Les pasó igual con Galapagar, el chalet de la pareja convertido en mausoleo funerario de Podemos: el problema no fue tanto mudarse a una mansión en el epicentro del supuesto urbanismo salvaje del aguirrismo cuanto no decir, con carita compungida, que fueron bobos nivel Colau al criticarle a Luis de Guindos una inversión inmobiliaria similar en el centro de Madrid.

Podría sacarse punta de la presencia de Isa Serra en la expedición; del derroche contaminante en queroseno -como se entere Greta Thunberg, tenemos problemita, Irene-; de la inconveniencia de hacerse selfies en la Quinta Avenida con dinero ajeno y jeta propia; o de la estupidez derrochona de cruzar el Atlántico para reunirse con otras pánfilas que creen, pero en inglés, que el feminismo es organizar talleres para pintarse el toto o decir «todes» sin la atenuante de haber recibido primero una pedrada gorda en la cabeza.

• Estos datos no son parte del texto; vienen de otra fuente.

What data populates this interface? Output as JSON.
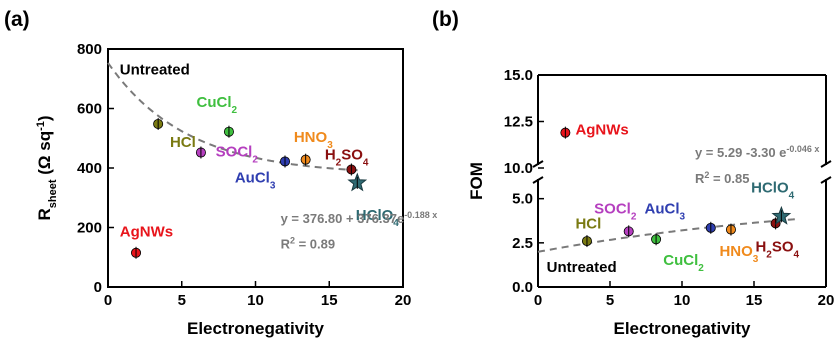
{
  "figure": {
    "panel_a_label": "(a)",
    "panel_b_label": "(b)"
  },
  "chart_data": [
    {
      "type": "scatter",
      "panel": "(a)",
      "xlabel": "Electronegativity",
      "ylabel_main": "R",
      "ylabel_sub": "sheet",
      "ylabel_unit_open": " (Ω sq",
      "ylabel_unit_sup": "-1",
      "ylabel_unit_close": ")",
      "xlim": [
        0,
        20
      ],
      "ylim": [
        0,
        800
      ],
      "xticks": [
        0,
        5,
        10,
        15,
        20
      ],
      "yticks": [
        0,
        200,
        400,
        600,
        800
      ],
      "points": [
        {
          "name": "AgNWs",
          "x": 1.9,
          "y": 115,
          "color": "#e8141b",
          "marker": "circle"
        },
        {
          "name": "HCl",
          "x": 3.4,
          "y": 548,
          "color": "#7a7a12",
          "marker": "circle"
        },
        {
          "name": "SOCl2",
          "x": 6.3,
          "y": 452,
          "color": "#b53fbf",
          "marker": "circle"
        },
        {
          "name": "CuCl2",
          "x": 8.2,
          "y": 522,
          "color": "#3fbf3f",
          "marker": "circle"
        },
        {
          "name": "AuCl3",
          "x": 12.0,
          "y": 422,
          "color": "#2f3eb0",
          "marker": "circle"
        },
        {
          "name": "HNO3",
          "x": 13.4,
          "y": 428,
          "color": "#f08a1c",
          "marker": "circle"
        },
        {
          "name": "H2SO4",
          "x": 16.5,
          "y": 395,
          "color": "#8a1010",
          "marker": "circle"
        },
        {
          "name": "HClO4",
          "x": 16.9,
          "y": 350,
          "color": "#2e6a72",
          "marker": "star"
        }
      ],
      "labels": [
        {
          "key": "AgNWs",
          "parts": [
            {
              "t": "AgNWs"
            }
          ],
          "color": "#e8141b",
          "x": 0.8,
          "y": 170
        },
        {
          "key": "HCl",
          "parts": [
            {
              "t": "HCl"
            }
          ],
          "color": "#7a7a12",
          "x": 4.2,
          "y": 470
        },
        {
          "key": "SOCl2",
          "parts": [
            {
              "t": "SOCl"
            },
            {
              "t": "2",
              "sub": true
            }
          ],
          "color": "#b53fbf",
          "x": 7.3,
          "y": 438
        },
        {
          "key": "CuCl2",
          "parts": [
            {
              "t": "CuCl"
            },
            {
              "t": "2",
              "sub": true
            }
          ],
          "color": "#3fbf3f",
          "x": 6.0,
          "y": 605
        },
        {
          "key": "AuCl3",
          "parts": [
            {
              "t": "AuCl"
            },
            {
              "t": "3",
              "sub": true
            }
          ],
          "color": "#2f3eb0",
          "x": 8.6,
          "y": 352
        },
        {
          "key": "HNO3",
          "parts": [
            {
              "t": "HNO"
            },
            {
              "t": "3",
              "sub": true
            }
          ],
          "color": "#f08a1c",
          "x": 12.6,
          "y": 488
        },
        {
          "key": "H2SO4",
          "parts": [
            {
              "t": "H"
            },
            {
              "t": "2",
              "sub": true
            },
            {
              "t": "SO"
            },
            {
              "t": "4",
              "sub": true
            }
          ],
          "color": "#8a1010",
          "x": 14.7,
          "y": 428
        },
        {
          "key": "HClO4",
          "parts": [
            {
              "t": "HClO"
            },
            {
              "t": "4",
              "sub": true
            }
          ],
          "color": "#2e6a72",
          "x": 16.8,
          "y": 225
        },
        {
          "key": "Untreated",
          "parts": [
            {
              "t": "Untreated"
            }
          ],
          "color": "#000000",
          "x": 0.8,
          "y": 715
        }
      ],
      "fit": {
        "equation_parts": [
          {
            "t": "y = 376.80 + 376.37"
          },
          {
            "t": "e"
          },
          {
            "t": "-0.188 x",
            "sup": true
          }
        ],
        "r2_parts": [
          {
            "t": "R"
          },
          {
            "t": "2",
            "sup": true
          },
          {
            "t": " = 0.89"
          }
        ],
        "a": 376.8,
        "b": 376.37,
        "c": -0.188,
        "x_range": [
          0,
          17
        ],
        "eq_pos": [
          11.7,
          215
        ],
        "r2_pos": [
          11.7,
          130
        ]
      }
    },
    {
      "type": "scatter",
      "panel": "(b)",
      "xlabel": "Electronegativity",
      "ylabel": "FOM",
      "xlim": [
        0,
        20
      ],
      "axis_break": {
        "lower": [
          0,
          6.0
        ],
        "upper": [
          10,
          15.0
        ]
      },
      "xticks": [
        0,
        5,
        10,
        15,
        20
      ],
      "yticks": [
        "0.0",
        "2.5",
        "5.0",
        "10.0",
        "12.5",
        "15.0"
      ],
      "points": [
        {
          "name": "AgNWs",
          "x": 1.9,
          "y": 11.9,
          "color": "#e8141b",
          "marker": "circle"
        },
        {
          "name": "HCl",
          "x": 3.4,
          "y": 2.6,
          "color": "#7a7a12",
          "marker": "circle"
        },
        {
          "name": "SOCl2",
          "x": 6.3,
          "y": 3.15,
          "color": "#b53fbf",
          "marker": "circle"
        },
        {
          "name": "CuCl2",
          "x": 8.2,
          "y": 2.7,
          "color": "#3fbf3f",
          "marker": "circle"
        },
        {
          "name": "AuCl3",
          "x": 12.0,
          "y": 3.35,
          "color": "#2f3eb0",
          "marker": "circle"
        },
        {
          "name": "HNO3",
          "x": 13.4,
          "y": 3.25,
          "color": "#f08a1c",
          "marker": "circle"
        },
        {
          "name": "H2SO4",
          "x": 16.5,
          "y": 3.6,
          "color": "#8a1010",
          "marker": "circle"
        },
        {
          "name": "HClO4",
          "x": 16.9,
          "y": 4.0,
          "color": "#2e6a72",
          "marker": "star"
        }
      ],
      "labels": [
        {
          "key": "AgNWs",
          "parts": [
            {
              "t": "AgNWs"
            }
          ],
          "color": "#e8141b",
          "x": 2.6,
          "y": 11.8
        },
        {
          "key": "HCl",
          "parts": [
            {
              "t": "HCl"
            }
          ],
          "color": "#7a7a12",
          "x": 2.6,
          "y": 3.3
        },
        {
          "key": "SOCl2",
          "parts": [
            {
              "t": "SOCl"
            },
            {
              "t": "2",
              "sub": true
            }
          ],
          "color": "#b53fbf",
          "x": 3.9,
          "y": 4.15
        },
        {
          "key": "AuCl3",
          "parts": [
            {
              "t": "AuCl"
            },
            {
              "t": "3",
              "sub": true
            }
          ],
          "color": "#2f3eb0",
          "x": 7.4,
          "y": 4.15
        },
        {
          "key": "CuCl2",
          "parts": [
            {
              "t": "CuCl"
            },
            {
              "t": "2",
              "sub": true
            }
          ],
          "color": "#3fbf3f",
          "x": 8.7,
          "y": 1.25
        },
        {
          "key": "HNO3",
          "parts": [
            {
              "t": "HNO"
            },
            {
              "t": "3",
              "sub": true
            }
          ],
          "color": "#f08a1c",
          "x": 12.6,
          "y": 1.75
        },
        {
          "key": "H2SO4",
          "parts": [
            {
              "t": "H"
            },
            {
              "t": "2",
              "sub": true
            },
            {
              "t": "SO"
            },
            {
              "t": "4",
              "sub": true
            }
          ],
          "color": "#8a1010",
          "x": 15.1,
          "y": 2.0
        },
        {
          "key": "HClO4",
          "parts": [
            {
              "t": "HClO"
            },
            {
              "t": "4",
              "sub": true
            }
          ],
          "color": "#2e6a72",
          "x": 14.8,
          "y": 5.35
        },
        {
          "key": "Untreated",
          "parts": [
            {
              "t": "Untreated"
            }
          ],
          "color": "#000000",
          "x": 0.6,
          "y": 0.85
        }
      ],
      "fit": {
        "equation_parts": [
          {
            "t": "y = 5.29 -3.30 "
          },
          {
            "t": "e"
          },
          {
            "t": "-0.046 x",
            "sup": true
          }
        ],
        "r2_parts": [
          {
            "t": "R"
          },
          {
            "t": "2",
            "sup": true
          },
          {
            "t": " = 0.85"
          }
        ],
        "a": 5.29,
        "b": -3.3,
        "c": -0.046,
        "x_range": [
          0,
          18
        ],
        "eq_pos": [
          10.9,
          10.6
        ],
        "r2_pos": [
          10.9,
          5.9
        ]
      }
    }
  ]
}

Pero prescindiendo de todas esas circunstancias, queda el argumento definitivo que decanta la balanza en contra de «Las chicas de oro»: esa hipocresía que, según Molière, es el colmo de todas las maldades.

Porque aunque lo hagan otros y Pedrito Sánchez se comporte a diario como Jesús Gil metido en el jacuzzi con Imperioso, ella, ello y elle presumía de ser distinta. Y ha tenido la jeta de pegarse una excursión a Washington con el dinero confiscado a un pobre transportista que ya no tiene para comer pero paga el desayuno con diamantes de tanta pija insaciable.